The rich were dull and they drank too much, or they played too much backgammon. They were dull and they were repetitious. He remembered poor Scott Fitzgerald and his romantic awe of them and how he had started a story once that began, “The very rich are different from you and me.” And how someone had said to Scott, Yes, they have more money. But that was not humorous to Scott. He thought they were a special glamorous race and when he found they weren’t it wrecked him just as much as any other thing had wrecked him.

 When Fitzgerald read the story he wrote Hemingway in protest. In later printings of the story “Scott Fitzgerald” became “Julian.”

Gossip Girl premiered on September 19th, 2007 amidst great fanfare (New York Magazine, home to the most thorough database of GG on the web, titled their first episode recap: ‘Gossip Girl’: The Most Important Show of Our Time). Last week the show aired its 97th episode. I have seen, after first dipping in about two months ago, close to one third of the series, and I can confidently say that this is not, by most rational standards, a good show. However, I also feel pretty confident in agreeing with NYMag and their assessment that Gossip Girl, if not the most important show of our time, is probably the most important show on television right now.

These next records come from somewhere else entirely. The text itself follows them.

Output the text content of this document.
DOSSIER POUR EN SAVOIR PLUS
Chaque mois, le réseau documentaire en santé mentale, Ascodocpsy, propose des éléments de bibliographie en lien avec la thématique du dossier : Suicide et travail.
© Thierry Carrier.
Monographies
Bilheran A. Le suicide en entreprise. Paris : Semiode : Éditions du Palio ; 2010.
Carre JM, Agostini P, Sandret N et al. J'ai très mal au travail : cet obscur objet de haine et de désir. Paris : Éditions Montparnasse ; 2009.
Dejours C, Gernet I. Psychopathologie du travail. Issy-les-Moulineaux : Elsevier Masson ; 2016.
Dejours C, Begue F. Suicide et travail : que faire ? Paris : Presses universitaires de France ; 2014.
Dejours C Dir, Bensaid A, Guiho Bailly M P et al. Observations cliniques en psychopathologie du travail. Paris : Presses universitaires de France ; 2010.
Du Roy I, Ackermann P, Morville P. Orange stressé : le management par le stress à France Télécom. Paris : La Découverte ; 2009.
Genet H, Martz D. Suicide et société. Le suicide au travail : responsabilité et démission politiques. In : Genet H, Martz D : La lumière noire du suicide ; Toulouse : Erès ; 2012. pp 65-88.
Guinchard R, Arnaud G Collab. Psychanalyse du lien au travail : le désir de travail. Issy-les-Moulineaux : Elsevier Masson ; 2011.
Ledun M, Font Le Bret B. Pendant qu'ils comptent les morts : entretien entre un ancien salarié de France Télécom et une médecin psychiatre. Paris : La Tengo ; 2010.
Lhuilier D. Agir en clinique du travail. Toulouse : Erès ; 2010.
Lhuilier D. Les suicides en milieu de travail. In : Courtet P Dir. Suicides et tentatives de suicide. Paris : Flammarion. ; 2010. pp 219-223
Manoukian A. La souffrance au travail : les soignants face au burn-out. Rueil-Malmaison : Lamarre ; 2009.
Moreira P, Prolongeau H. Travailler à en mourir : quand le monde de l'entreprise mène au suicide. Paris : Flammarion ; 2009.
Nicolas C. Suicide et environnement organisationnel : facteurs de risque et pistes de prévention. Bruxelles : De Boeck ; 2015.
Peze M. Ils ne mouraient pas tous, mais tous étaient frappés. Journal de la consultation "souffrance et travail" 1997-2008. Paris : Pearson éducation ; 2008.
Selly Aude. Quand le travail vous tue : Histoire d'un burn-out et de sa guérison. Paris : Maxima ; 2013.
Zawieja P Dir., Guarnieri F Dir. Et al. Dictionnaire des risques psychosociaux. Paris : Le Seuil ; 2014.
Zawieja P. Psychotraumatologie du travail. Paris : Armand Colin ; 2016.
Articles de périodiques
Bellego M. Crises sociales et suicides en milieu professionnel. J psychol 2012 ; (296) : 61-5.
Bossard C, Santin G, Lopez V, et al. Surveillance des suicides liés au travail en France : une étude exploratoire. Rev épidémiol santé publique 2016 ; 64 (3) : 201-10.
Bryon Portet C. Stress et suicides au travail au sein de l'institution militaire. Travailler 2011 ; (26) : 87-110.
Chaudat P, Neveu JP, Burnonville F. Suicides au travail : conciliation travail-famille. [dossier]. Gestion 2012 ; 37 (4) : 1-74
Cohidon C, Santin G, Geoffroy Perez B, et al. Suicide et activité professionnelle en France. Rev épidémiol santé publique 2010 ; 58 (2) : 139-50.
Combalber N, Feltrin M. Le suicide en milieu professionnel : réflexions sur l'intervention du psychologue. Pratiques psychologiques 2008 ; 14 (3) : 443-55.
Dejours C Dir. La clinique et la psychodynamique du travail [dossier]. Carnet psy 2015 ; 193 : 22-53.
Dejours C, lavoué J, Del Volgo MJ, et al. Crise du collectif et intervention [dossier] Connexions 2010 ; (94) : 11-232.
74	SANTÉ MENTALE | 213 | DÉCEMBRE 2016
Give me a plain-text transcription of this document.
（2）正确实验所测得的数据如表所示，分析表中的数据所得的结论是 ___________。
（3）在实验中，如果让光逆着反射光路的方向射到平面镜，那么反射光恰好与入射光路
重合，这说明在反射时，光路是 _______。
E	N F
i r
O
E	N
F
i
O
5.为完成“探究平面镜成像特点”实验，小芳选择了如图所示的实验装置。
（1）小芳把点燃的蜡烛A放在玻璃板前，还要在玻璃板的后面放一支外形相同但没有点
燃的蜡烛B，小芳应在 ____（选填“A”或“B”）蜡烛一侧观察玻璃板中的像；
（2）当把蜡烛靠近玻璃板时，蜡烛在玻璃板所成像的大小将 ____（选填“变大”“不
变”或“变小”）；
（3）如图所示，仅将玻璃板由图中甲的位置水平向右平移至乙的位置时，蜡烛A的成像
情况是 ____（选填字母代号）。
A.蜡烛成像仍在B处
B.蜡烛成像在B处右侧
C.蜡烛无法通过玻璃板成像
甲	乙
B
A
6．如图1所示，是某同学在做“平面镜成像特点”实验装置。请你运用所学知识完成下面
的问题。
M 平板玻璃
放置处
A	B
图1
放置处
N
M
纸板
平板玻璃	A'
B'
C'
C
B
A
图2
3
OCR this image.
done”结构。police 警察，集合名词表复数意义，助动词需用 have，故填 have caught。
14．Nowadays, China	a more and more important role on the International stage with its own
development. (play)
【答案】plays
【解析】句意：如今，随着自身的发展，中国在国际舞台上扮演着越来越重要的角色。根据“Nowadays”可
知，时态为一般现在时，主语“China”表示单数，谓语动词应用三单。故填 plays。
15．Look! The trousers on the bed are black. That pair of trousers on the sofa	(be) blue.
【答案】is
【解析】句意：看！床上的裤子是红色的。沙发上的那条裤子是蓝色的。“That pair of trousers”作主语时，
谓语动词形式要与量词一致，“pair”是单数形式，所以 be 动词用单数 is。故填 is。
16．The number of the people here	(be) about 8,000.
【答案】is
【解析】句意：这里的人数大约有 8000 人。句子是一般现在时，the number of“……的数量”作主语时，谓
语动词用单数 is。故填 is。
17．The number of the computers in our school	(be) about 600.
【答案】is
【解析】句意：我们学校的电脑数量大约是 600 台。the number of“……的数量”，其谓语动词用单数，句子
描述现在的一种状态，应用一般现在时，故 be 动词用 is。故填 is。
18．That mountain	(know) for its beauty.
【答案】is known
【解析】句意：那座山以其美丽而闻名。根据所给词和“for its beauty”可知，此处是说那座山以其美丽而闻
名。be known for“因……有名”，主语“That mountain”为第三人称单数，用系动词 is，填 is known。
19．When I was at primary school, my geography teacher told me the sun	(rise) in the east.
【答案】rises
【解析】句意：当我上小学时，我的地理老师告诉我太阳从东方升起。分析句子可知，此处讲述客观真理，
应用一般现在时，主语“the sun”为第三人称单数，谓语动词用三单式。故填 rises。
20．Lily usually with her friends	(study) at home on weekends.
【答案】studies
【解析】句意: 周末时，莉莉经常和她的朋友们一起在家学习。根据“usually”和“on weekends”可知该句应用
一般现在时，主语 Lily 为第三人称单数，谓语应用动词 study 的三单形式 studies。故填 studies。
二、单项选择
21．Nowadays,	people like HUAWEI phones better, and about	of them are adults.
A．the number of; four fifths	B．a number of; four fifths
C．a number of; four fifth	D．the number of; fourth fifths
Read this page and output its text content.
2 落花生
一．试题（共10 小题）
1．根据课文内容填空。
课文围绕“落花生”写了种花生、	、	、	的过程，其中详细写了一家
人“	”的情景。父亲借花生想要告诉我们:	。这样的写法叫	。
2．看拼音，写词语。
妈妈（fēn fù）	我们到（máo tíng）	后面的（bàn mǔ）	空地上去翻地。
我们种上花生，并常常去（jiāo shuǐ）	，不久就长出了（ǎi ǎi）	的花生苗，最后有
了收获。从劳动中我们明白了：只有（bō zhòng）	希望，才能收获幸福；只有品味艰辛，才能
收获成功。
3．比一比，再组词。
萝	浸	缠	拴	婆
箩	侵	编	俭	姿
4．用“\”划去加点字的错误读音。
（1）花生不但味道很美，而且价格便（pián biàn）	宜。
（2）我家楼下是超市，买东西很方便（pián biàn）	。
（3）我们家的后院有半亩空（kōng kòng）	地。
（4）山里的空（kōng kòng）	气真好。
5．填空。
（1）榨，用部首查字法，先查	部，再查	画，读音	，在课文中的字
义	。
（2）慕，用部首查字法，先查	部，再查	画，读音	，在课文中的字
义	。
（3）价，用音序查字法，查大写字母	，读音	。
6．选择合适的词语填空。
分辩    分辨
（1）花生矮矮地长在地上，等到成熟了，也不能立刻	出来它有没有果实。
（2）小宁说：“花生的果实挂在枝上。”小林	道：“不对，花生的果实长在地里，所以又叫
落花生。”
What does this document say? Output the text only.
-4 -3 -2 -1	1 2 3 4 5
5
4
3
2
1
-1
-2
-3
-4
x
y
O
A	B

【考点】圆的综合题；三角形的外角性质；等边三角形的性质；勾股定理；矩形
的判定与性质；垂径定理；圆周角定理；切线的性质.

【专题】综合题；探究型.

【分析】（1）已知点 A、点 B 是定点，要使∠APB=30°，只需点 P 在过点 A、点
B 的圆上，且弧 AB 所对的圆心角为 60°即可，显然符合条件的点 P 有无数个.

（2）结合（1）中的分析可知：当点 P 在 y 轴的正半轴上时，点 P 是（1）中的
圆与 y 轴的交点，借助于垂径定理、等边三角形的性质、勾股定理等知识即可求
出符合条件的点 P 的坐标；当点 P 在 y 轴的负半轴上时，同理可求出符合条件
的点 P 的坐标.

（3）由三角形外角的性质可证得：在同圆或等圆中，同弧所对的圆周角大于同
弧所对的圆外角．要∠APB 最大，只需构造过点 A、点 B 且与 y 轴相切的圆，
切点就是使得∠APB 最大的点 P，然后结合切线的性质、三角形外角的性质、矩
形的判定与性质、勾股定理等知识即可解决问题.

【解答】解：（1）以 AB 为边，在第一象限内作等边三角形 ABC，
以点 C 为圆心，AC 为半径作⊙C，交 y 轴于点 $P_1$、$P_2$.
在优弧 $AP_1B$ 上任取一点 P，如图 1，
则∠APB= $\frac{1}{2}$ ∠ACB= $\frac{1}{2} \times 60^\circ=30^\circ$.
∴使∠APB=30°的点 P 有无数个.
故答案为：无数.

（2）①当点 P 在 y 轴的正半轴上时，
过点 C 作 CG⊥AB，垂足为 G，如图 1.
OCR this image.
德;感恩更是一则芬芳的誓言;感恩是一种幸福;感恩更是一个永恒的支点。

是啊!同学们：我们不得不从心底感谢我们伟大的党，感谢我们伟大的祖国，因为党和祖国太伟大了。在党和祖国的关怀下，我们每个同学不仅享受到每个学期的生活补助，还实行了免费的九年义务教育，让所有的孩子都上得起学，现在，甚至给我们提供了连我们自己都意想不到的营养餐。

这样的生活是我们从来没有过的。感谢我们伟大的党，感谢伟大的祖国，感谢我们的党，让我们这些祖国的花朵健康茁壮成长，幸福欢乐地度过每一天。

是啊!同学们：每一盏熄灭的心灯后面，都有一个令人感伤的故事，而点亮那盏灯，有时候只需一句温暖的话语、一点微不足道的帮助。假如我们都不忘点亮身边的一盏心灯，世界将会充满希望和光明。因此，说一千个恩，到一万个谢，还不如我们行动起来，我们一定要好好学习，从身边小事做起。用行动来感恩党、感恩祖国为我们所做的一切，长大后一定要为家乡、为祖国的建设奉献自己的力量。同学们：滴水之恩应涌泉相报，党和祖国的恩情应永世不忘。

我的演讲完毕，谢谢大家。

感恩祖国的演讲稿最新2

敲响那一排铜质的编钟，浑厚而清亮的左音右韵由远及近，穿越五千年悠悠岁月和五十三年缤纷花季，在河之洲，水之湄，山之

It’s not important because of the characters, or their personalities: they are all rich, or smart, or good-looking – there’s a blonde and a brunette and a writer and a bad-boy. They all sleep with each other, they do drugs, they drink, they buy nice things and live in nice places; this is a cardboard world filled with cardboard characters, molded not with the intention to scrape reality but rather to flirt with fantasy. The show is, to a degree, aware of this: each episode is narrated by ‘Gossip Girl’, a voice that we never see attached to a blog that exists only to comment on the movements and machinations of the main characters. The audience is, like in all television, clearly voyeuristic, but the catch here is that we are also implied within the narrative: we are the loyal subjects to these young gods. And that’s what makes it interesting.

Sometimes our desires are more telling than our actions: what we wish to become is just as much a part of who we are as who we actually end up becoming. The American Dream, circa 2011, is not a white-picket fence, two kids, and a 401(k) – the American Dream of our generation is fame, money, power, sex and drugs and rock n’ roll: a line of cocaine off of a stripper’s leg, a good fuck in the pantry with the pool boy, tanned and chiseled. That these things are not practical or, for the most part, even possible, does not keep us from wanting them any less, it just keeps us from talking about it. So we watch TV, not to be enlightened or even entertained, but to both stoke and shackle our feverish dreams of America.

“Gatsby believed in the green light, the orgiastic future that year by year recedes before us.” And so did F. Scott; the green light at the end of the dock, the orgiastic future that they both gazed longingly upon might as well have been a television, set to an Gossip Girl on an endless loop. Hemingway, writing about F. Scott, got it mostly right except for this: what wrecked Fitzgerald was not that the rich turned out to be less glamorous than he had imagined, but that they turned out to be exactly the same as he was — making escape impossible.